This Boston Holocaust survivor offers a warning: It starts slowly

The World

A photo exhibit on Boston Common in Boston, Massachusetts is both weather-proof and, for passersby, like Natalie Gudel, unexpected. The faces of some 70 Holocaust survivors are stretched across massive mesh frames lining the walkway.

“I was just walking through, I had no idea what it was and someone in front of us mentioned that it was Holocaust survivors,” said 27-year-old Gudel. “To me, as a millennial, it seemed like this happened so long ago, remembering that people are still alive from when it took place. They’re survivors and it's impactful.”

Related: One day, there won't be any more Holocaust survivors. This museum is racing to preserve their stories.

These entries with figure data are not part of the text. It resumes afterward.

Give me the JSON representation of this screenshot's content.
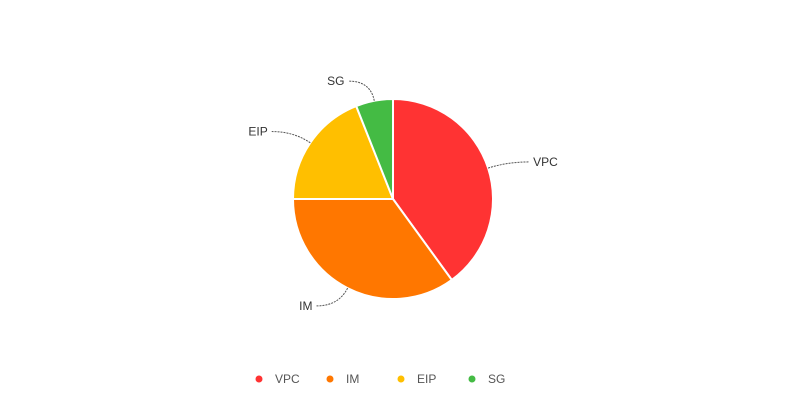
{
  "chart_data": {
    "type": "pie",
    "title": "",
    "categories": [
      "VPC",
      "IM",
      "EIP",
      "SG"
    ],
    "values": [
      40,
      35,
      19,
      6
    ],
    "colors": [
      "#ff3333",
      "#ff7700",
      "#ffbf00",
      "#44bb44"
    ],
    "legend": {
      "position": "bottom",
      "items": [
        "VPC",
        "IM",
        "EIP",
        "SG"
      ]
    },
    "start_angle_deg": 0,
    "direction": "clockwise"
  }
}
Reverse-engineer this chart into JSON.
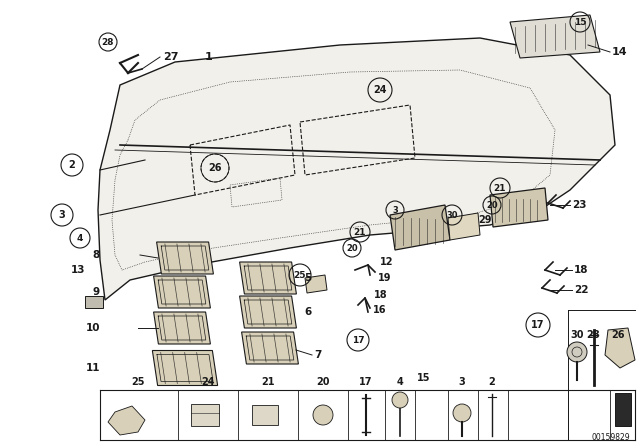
{
  "bg_color": "#ffffff",
  "line_color": "#1a1a1a",
  "watermark": "00159829",
  "fig_w": 6.4,
  "fig_h": 4.48,
  "dpi": 100
}
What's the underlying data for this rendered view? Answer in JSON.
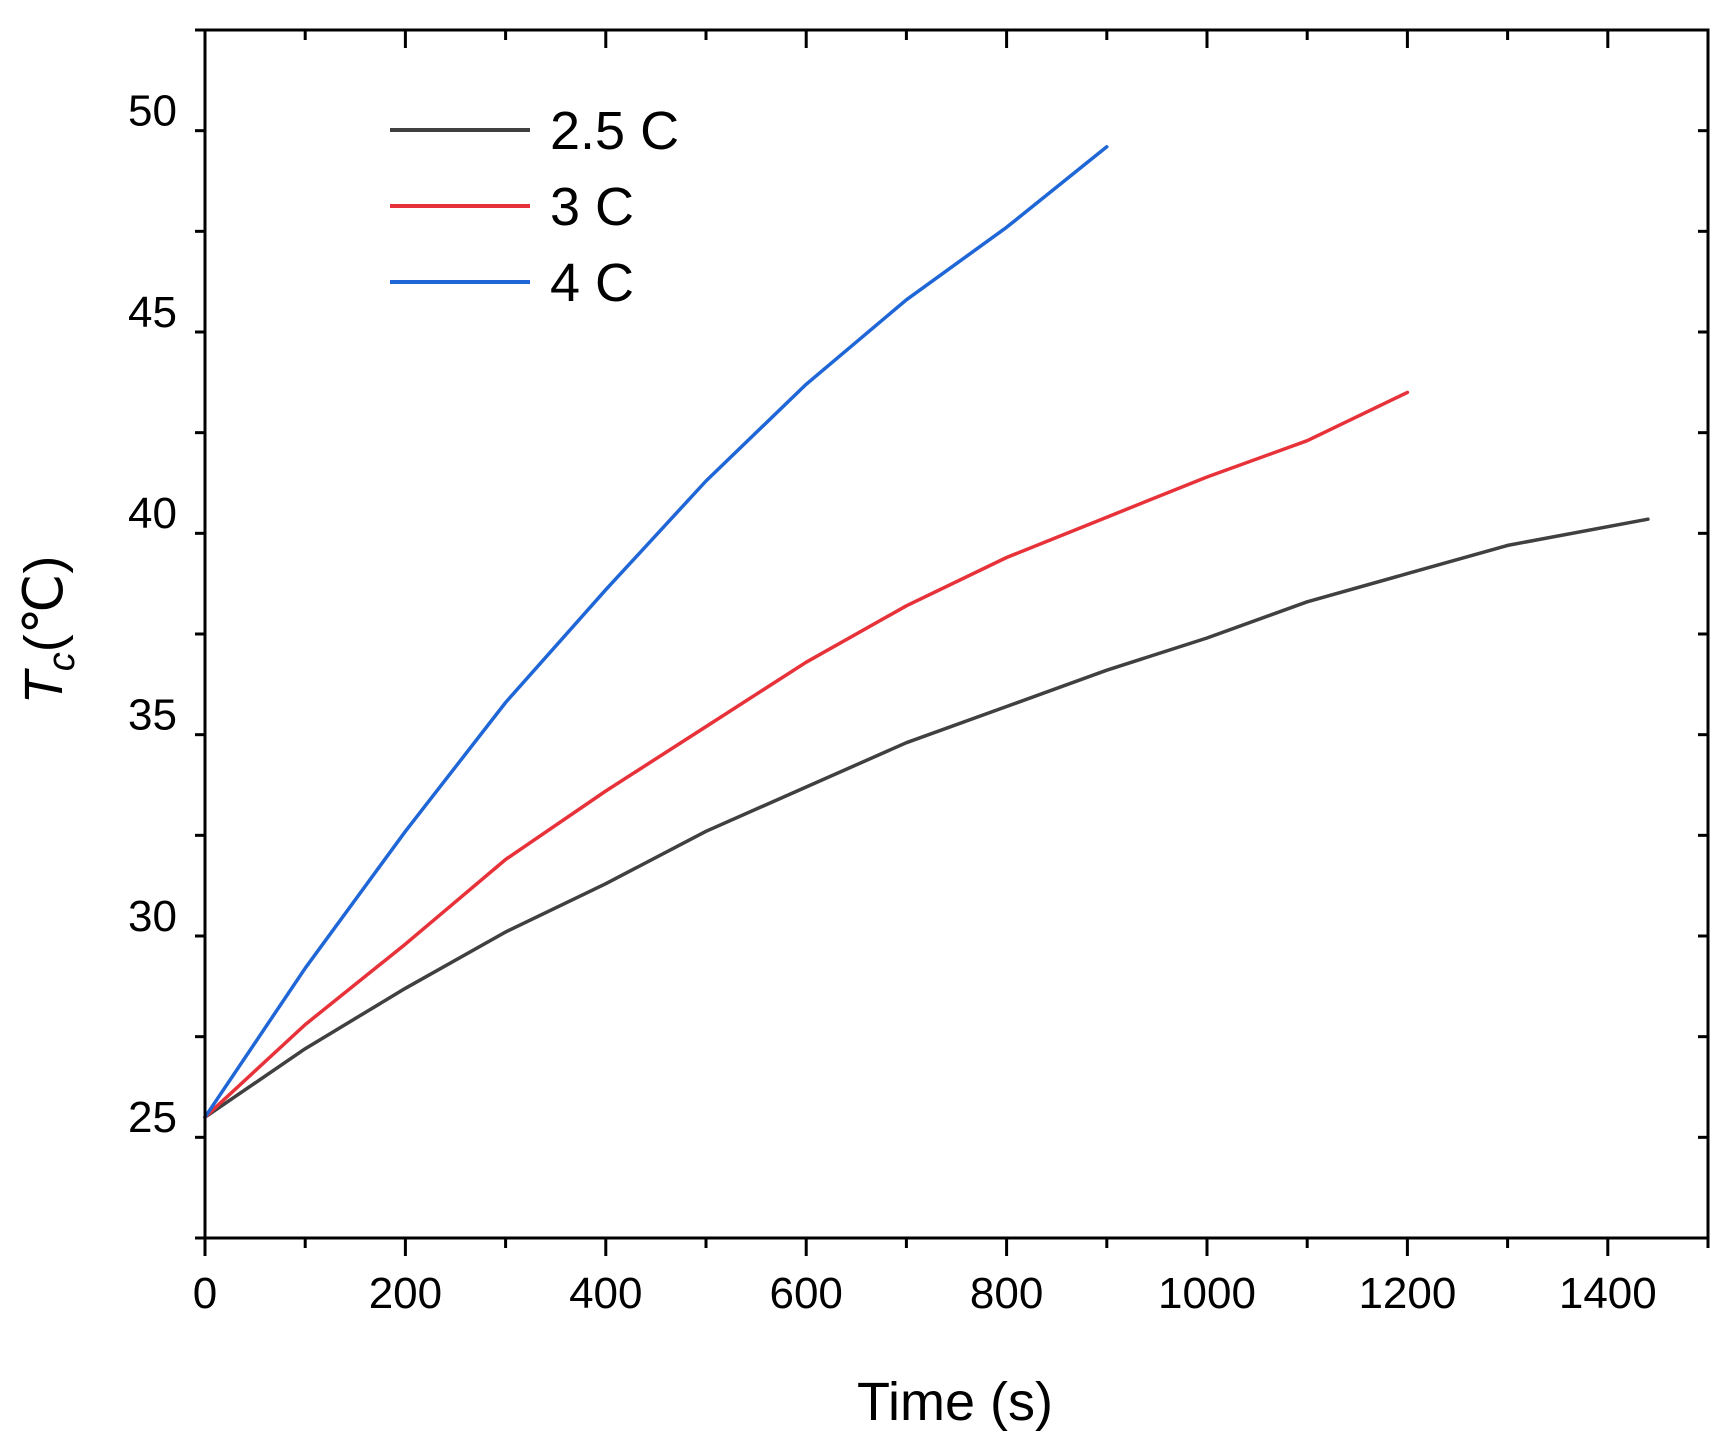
{
  "chart_data": {
    "type": "line",
    "title": "",
    "xlabel": "Time (s)",
    "ylabel_main": "T",
    "ylabel_sub": "c",
    "ylabel_unit": "(℃)",
    "xlim": [
      0,
      1500
    ],
    "ylim": [
      22,
      52
    ],
    "x_ticks": [
      0,
      200,
      400,
      600,
      800,
      1000,
      1200,
      1400
    ],
    "x_tick_labels": [
      "0",
      "200",
      "400",
      "600",
      "800",
      "1000",
      "1200",
      "1400"
    ],
    "y_ticks": [
      25,
      30,
      35,
      40,
      45,
      50
    ],
    "y_tick_labels": [
      "25",
      "30",
      "35",
      "40",
      "45",
      "50"
    ],
    "x_minor_step": 100,
    "y_minor_step": 2.5,
    "grid": false,
    "legend_position": "top-left",
    "series": [
      {
        "name": "2.5 C",
        "color": "#404040",
        "x": [
          0,
          100,
          200,
          300,
          400,
          500,
          600,
          700,
          800,
          900,
          1000,
          1100,
          1200,
          1300,
          1440
        ],
        "y": [
          25.0,
          26.7,
          28.2,
          29.6,
          30.8,
          32.1,
          33.2,
          34.3,
          35.2,
          36.1,
          36.9,
          37.8,
          38.5,
          39.2,
          39.85
        ]
      },
      {
        "name": "3 C",
        "color": "#e8323a",
        "x": [
          0,
          100,
          200,
          300,
          400,
          500,
          600,
          700,
          800,
          900,
          1000,
          1100,
          1200
        ],
        "y": [
          25.0,
          27.3,
          29.3,
          31.4,
          33.1,
          34.7,
          36.3,
          37.7,
          38.9,
          39.9,
          40.9,
          41.8,
          43.0
        ]
      },
      {
        "name": "4 C",
        "color": "#1f66d6",
        "x": [
          0,
          100,
          200,
          300,
          400,
          500,
          600,
          700,
          800,
          900
        ],
        "y": [
          25.0,
          28.7,
          32.1,
          35.3,
          38.1,
          40.8,
          43.2,
          45.3,
          47.1,
          49.1
        ]
      }
    ]
  }
}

The larger than life portraits have been on display at the Boston Common for two weeks, but have become especially relevant in the wake of the deadly synagogue shootings in Pittsburgh.

“Maybe we haven’t learned our lesson and I think we start forgetting it,” said Mirko Malik, project manager for exhibit called “Lest We Forget."

Artist Luigi Toscano debuted the installation three years in his hometown of Mannheim, Germany, to commemorate the 70th anniversary of the end of World War Two. Since then, it has traveled the world, and at each stop Toscano takes portraits of local Holocaust survivors and adds to the display.

Related: For over 90 years, this Holocaust survivor's art has kept him alive

For the Boston exhibit, Tania Lefman was among nine people Toscano photographed.

“When I looked at my picture I kind of fell back. I said, 'my god, look at all the wrinkles,'” said Lefman with a laugh, “because it’s a close up and you can see every expression.” Lefman is from Poland and, at age 89, remembers vividly when the Nazi’s invaded in 1941.

“When I think about it, it gives me the chills almost, what I endured in my life,” she said. “I hid underground, in a shallow grave almost, for two and a half years,” she recalled. “It was beyond description, I mean the hunger, the cold, all that.”

Related: This POW kept a secret diary that showed daily life in a concentration camp

After the war, she and her husband built a life — and a family — in the United States. It was possible, she says, because of something fundamental to this country: a sense that people are equal. She hopes when passersby see her picture they will consider not just history but how it can repeat.

She points not only to the shootings inside the Pittsburgh synagogue, but also the 2017 “Unite The Right” rally in Charlottesville, Virginia, in which organizers chanted the words “Jews will not replace us”.

“Look what the nationalists, they come out with the neo-Nazi’s and all that,” she said. “Would you ever believe that our country would have open demonstrations like that? I couldn’t believe it would happen ever. But, you see, it can happen anywhere and it starts slowly.”

The “Lest We Forget” exhibit will be on the Boston Common until Nov. 10.